It wasn't as if some light bulb in Matt Duchene
's head turned on, nor did he have one of those, "Ah, now I get it" moments.
Colorado's stud rookie concedes that the NHL game has started to slow down for him in the last month, but really, Duchene truly believes that the only reason he's contributing offensively now is because he's finally making the most of his chances.
Duchene, the third pick in June's Entry Draft, heads into Monday's game at Minnesota having produced 15 points in his last 16 games, including 7 goals and 8 assists, after scoring only twice and dishing out just five assists in his first 21 games.
"There are times that people go through where you're in a bit of a slump and things just aren't going in and things just aren't going right," Duchene told NHL.com. "It comes in time and you have to keep at it and keep working and eventually the breaks will come."
Duchene's slump, if you can call it that for an 18-year-old in the NHL, came over an 11-game stretch from Oct. 24-Nov. 17, when he had only one point, a shorthanded goal against San Jose the day before Halloween.
Did he sulk? Did he pout? Did he press?
Not this confident kid.
"I went through a lot of them (tough stretches) in junior and I'm pretty good at handling them now," he said. "I get frustrated, but I don't bury myself like I used to. I keep going and try to have as much fun as I can and not think about it too much. I try to let it flow."
Duchene broke out of it with 2 assists in a 6-4 loss to Edmonton on Nov. 18. He had back-to-back 2-goal games at Tampa Bay and Florida on Nov. 30 and Dec. 2, when he also added an assist and played a season-high 33 shifts totaling 24:30 of ice time.
He was the NHL's Third Star of the Week ending Dec. 6.
Through 37 games, Duchene is tied for fourth on the Avs with 22 points. He said he's already figured out what kind of player he will be in the NHL and, "I'm striving toward that right now."
"Having played on the top two lines most of this year and feeling comfortable with that, that's the spot where I'm going to fit in and I need to fit in," he continued. "I went through a tough stretch, but around that stretch I have done pretty well."
Other than just burying some of his chances, Duchene mentioned another difference in his game, one that comes along with growth and experience.
Normally one to drive the right side and try to go wide around the defenseman, Duchene said he's starting to use the entire surface now and has found pulling up to hit the late man in on the rush with a pass in stride can create great scoring chances, too.
He's trying to become less predictable, a point Avalanche coach Joe Sacco has stressed with the rookie.
"In this game today, if you look at the better players they all have an area of strength, a niche, but they're all not predictable," Sacco told NHL.com. "The thing we're trying to talk with Matty about is using his speed effectively because he's a good skater and can challenge the D wide, but if the defenseman is seeing that all the time than he maybe needs to change.

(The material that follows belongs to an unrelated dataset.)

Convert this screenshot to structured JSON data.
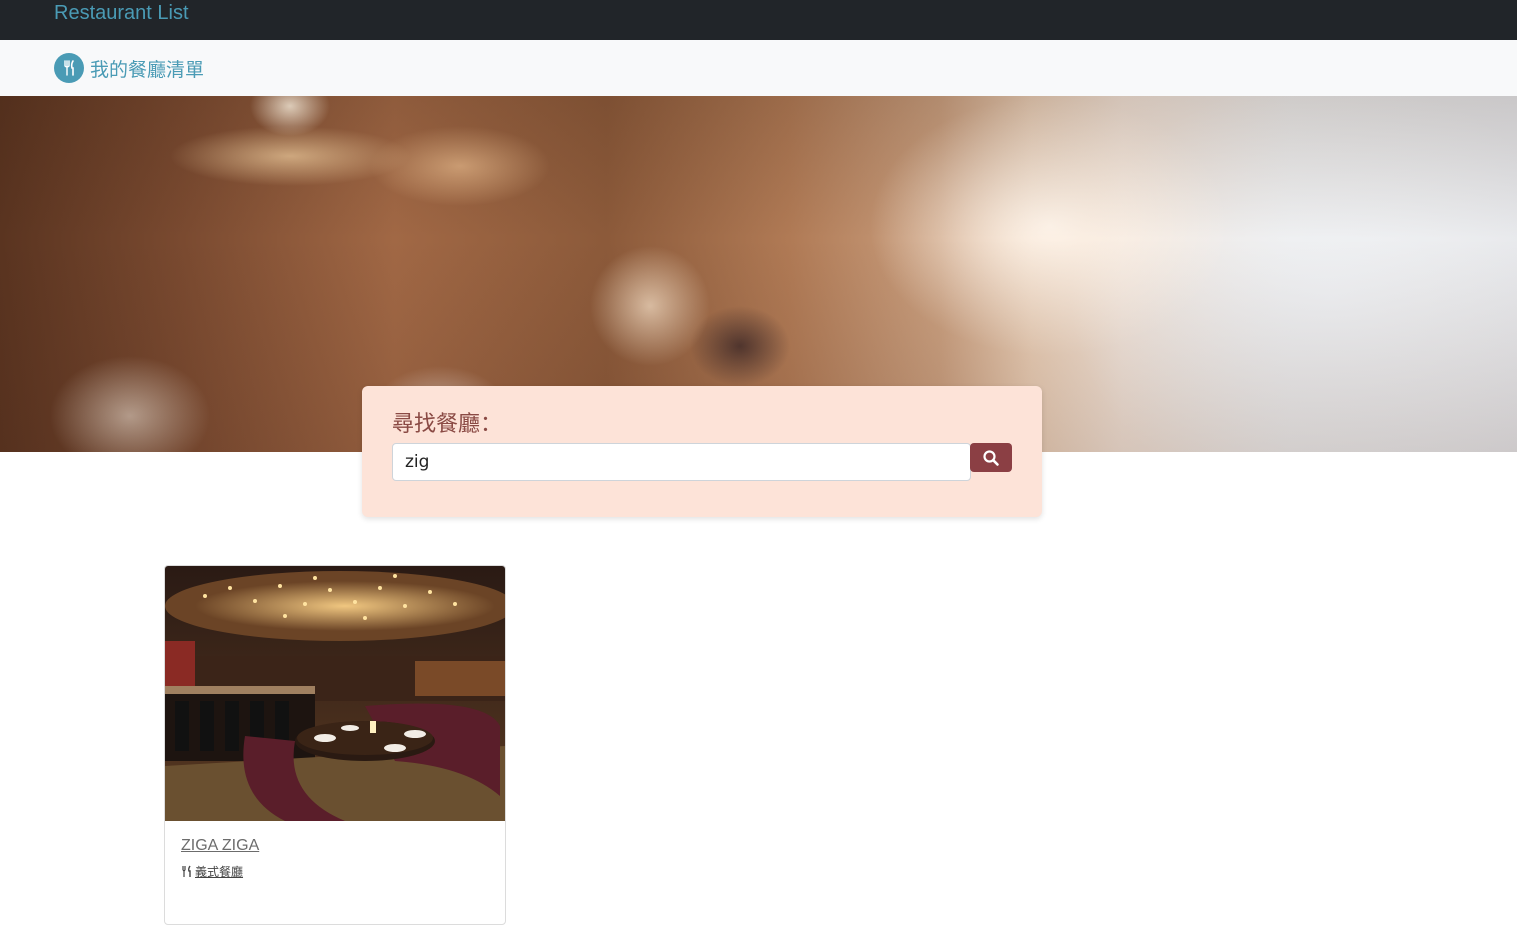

Maybe he needs to curl up and find the late attack coming in. Really, it's just about not being predictable."
It's also about being consistent.
Sacco knows how difficult it can be for a young kid in today's NHL to find a consistent groove. Duchene may have found it over the last 16 games, but odds are he'll lose it again somewhere along the line this season because that's just normal, just betting the odds.
Considering, though, that Sacco is impressed with Duchene's strong work habits, he thinks his inconsistent stretches should be limited.
"He's had some ups and downs, but he's staying committed and he's working hard," Sacco said. "He had a stretch where he put in some points mainly because of his hard work. You have to work before you bring that skill out and for Matty that's the key, to make sure that his foundation is his work ethic and then his abilities will come out."
To Duchene's credit, that's all he seems to be focused on. Well, that and helping the Avs win, but the two go hand-in-hand, obviously.
He's living, as he said, "in an adult world" now and is finding it increasingly difficult to just be a kid anymore. But he's also living in veteran defenseman Adam Foote
's house and plans on staying there for the foreseeable future as long as Foote will have him.
Foote's place is not only a safe haven away from the rink and the hype surrounding the kid in Denver, but it's also a place where Duchene can still focus solely on the game.
"The thing with living with Foote, and I was talking with Sidney Crosby
about it the other day because he is living with (Mario) Lemieux, it allows you to just focus on hockey and you don't have to worry about doing things like cleaning," Duchene said. "You can keep your head where it needs to be. I think it's more important to establish myself on the ice before I worry about where I am off the ice."